Parlare di periferia e disuguaglianza non è romantico. È entrare in contatto con il dolore, il disagio, il non-privilegio. Come ha detto il vescovo Álvaro Chordi durante la messa celebrata in una falegnameria nel quartiere di Yungay: “Di fronte al dolore, bisogna saper stare. Stare ai piedi della croce nelle piaghe del dolore più doloroso. Quando tutti gli uomini fuggirono per paura di affrontare questo dolore e la loro sicurezza, rimasero le donne e il discepolo più amato”.
Questa è la nostra chiamata come Focolari: accettare di stare nella realtà più dolorosa, ai piedi della croce. È un patto per rivedere la nostra identità e vedere cosa dobbiamo lasciare per andare più leggeri, per tornare a un’esperienza di Nazareth.
Per questo motivo, il Vescovo ha aggiunto che non avremmo potuto scegliere un luogo migliore di Yungay per riflettere sul Quinto Dialogo, perché guardare il mondo da lì significa guardare l’Opera e il Centro dalla periferia, dal dolore.
Il Quinto Dialogo ci obbliga a rivedere la nostra identità personale e collettiva per trasformare l’Ideale e farlo arrivare naturalmente alla cultura. Ci obbliga a dare voce allo Spirito Santo con le nostre categorie di linguaggio e di pensiero, e questo è meraviglioso”.
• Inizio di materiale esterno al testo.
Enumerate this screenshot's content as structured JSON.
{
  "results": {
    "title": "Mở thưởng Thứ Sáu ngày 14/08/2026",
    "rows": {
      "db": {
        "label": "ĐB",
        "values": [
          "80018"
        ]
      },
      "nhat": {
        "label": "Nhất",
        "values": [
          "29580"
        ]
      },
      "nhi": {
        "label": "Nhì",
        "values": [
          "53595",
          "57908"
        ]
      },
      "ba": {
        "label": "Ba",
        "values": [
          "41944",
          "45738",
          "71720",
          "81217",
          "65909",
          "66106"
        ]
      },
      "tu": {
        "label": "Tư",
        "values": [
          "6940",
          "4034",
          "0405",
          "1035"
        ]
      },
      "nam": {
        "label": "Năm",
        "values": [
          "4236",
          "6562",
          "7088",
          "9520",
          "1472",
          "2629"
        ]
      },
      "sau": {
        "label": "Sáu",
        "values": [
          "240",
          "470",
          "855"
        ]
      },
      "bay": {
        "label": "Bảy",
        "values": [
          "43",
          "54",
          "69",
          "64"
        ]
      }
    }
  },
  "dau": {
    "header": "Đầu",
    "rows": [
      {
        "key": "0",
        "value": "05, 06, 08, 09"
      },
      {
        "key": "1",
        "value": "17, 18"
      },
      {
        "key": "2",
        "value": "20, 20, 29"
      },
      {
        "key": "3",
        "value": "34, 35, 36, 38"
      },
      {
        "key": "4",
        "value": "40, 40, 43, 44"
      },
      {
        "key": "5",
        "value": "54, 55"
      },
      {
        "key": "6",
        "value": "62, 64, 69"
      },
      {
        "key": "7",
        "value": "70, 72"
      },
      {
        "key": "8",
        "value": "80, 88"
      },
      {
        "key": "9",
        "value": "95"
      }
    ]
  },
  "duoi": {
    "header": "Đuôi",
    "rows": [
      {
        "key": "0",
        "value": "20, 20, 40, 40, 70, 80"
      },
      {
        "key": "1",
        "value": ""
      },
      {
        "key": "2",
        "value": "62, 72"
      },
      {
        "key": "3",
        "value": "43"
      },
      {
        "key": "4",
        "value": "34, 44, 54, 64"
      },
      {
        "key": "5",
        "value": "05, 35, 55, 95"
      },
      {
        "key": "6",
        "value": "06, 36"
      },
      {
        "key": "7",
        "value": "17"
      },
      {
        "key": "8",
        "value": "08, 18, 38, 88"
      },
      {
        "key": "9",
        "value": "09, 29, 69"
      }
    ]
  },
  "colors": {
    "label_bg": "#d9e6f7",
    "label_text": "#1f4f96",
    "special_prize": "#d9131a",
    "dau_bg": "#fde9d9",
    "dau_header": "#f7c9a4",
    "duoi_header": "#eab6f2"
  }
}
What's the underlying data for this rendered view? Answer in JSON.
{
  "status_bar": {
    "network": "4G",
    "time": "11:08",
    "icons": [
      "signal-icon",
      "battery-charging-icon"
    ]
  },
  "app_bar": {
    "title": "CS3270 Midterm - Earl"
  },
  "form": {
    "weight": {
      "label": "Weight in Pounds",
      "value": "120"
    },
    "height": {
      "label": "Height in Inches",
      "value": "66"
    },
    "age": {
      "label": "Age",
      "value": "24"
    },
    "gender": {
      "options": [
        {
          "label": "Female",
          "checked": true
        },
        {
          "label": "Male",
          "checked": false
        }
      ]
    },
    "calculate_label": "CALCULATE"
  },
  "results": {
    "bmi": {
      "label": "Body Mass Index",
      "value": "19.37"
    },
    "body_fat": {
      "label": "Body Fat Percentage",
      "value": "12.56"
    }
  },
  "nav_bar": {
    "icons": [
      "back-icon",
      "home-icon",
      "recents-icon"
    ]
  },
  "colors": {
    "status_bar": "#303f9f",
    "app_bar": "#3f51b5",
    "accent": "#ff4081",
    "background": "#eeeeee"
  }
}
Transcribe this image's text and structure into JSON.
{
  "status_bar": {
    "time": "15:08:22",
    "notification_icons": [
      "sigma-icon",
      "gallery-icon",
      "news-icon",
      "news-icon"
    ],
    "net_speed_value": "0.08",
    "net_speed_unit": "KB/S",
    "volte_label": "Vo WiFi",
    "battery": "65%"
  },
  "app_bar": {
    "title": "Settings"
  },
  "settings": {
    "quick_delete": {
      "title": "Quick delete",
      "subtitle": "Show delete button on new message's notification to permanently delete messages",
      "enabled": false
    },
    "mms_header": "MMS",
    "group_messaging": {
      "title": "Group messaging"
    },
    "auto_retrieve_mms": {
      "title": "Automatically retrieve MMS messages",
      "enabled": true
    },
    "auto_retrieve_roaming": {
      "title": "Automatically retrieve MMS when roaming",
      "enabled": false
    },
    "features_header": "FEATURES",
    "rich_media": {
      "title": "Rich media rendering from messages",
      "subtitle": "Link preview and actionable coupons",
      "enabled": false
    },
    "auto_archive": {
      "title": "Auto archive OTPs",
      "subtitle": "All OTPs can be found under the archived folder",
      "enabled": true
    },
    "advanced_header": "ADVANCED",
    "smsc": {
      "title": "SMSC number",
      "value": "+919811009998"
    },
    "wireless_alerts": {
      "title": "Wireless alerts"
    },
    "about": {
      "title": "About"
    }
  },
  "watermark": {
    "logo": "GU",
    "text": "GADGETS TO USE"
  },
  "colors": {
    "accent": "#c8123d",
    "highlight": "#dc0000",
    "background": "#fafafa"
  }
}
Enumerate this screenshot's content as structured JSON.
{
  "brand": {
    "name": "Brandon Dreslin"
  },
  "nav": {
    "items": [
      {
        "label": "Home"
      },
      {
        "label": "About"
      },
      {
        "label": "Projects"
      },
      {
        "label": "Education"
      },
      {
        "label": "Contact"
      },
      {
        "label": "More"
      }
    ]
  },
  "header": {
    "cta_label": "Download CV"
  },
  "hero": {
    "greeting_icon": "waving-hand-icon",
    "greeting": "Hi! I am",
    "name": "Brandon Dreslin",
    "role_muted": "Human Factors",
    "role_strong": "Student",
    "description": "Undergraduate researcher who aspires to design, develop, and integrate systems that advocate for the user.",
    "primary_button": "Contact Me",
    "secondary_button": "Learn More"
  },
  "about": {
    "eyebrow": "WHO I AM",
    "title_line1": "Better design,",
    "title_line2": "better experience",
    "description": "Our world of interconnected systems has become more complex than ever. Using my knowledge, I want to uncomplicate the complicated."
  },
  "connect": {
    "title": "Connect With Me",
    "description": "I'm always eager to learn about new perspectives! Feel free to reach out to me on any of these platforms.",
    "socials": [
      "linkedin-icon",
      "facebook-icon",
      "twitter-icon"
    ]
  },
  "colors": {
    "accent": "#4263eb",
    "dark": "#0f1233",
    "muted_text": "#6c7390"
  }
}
Ciò che è stato generato in quella settimana a Yungay non è stata solo un’esperienza di unità e comunità, non solo stare insieme, ma anche ascoltare, condividere con coloro che stanno già camminando in questa vicinanza. Significherà rivedere i paradigmi e i percorsi tracciati. E in questo senso, la risposta di Stefania Papa, del mondo dell’ecologia, a una giovane in Argentina, spiega come è cambiata la sua percezione dopo questa esperienza: “Credo che ciò che si vive qui in America Latina non sia molto diverso da ciò che ho visto a Yungay, in Cile. Con una realtà così forte non possiamo andare a dire loro che devono separare i rifiuti differenziati o che devono puntare a uno stile di vita diverso, perché loro non ce l’hanno.
Se penso a quello che ho visto lì, loro non hanno dove dormire, non sanno cosa mangiare, è una povertà estrema. La povertà è la forma di inquinamento più grande che possa esistere, al di là di quello che possiamo pensare dal punto di vista ambientale.
Quello che abbiamo cercato di fare quella settimana: li abbiamo guardati negli occhi, cercando di capire di cosa avevano bisogno. A volte senza nemmeno parlare. Hanno bisogno di questo sguardo, di questo amore che entra. Se non si guarisce questa relazione, non si può guarire il creato. Ognuno deve essere amato per quello che è. La povertà (come si dice in Italia) è un cane che si morde la coda. La povertà implica non solo il degrado della persona, ma anche il degrado dell’ambiente. Se non riusciamo a guarire la persona, non possiamo guarire l’ambiente. Quindi forse voi qui in questo luogo dovete guardare più a questo e poi al resto. Noi invece, dall’Europa, dovremmo pensare a tutto quello che abbiamo fatto.
Noi abbiamo la possibilità di metterci al lavoro, ma dobbiamo avere la fede che (a partire) dal nostro lavoro Dio fa il resto e vedremo cose grandi”.
Questo incontro ha chiarito che il Quinto Dialogo non è solo riflessione, ma vita condivisa. Dalla periferia, il carisma focolarino si rinnova aprendo spazi dove le differenze si trasformano in fraternità, lasciando un’impronta che promette di proiettarsi oltre il quartiere e il movimento stesso.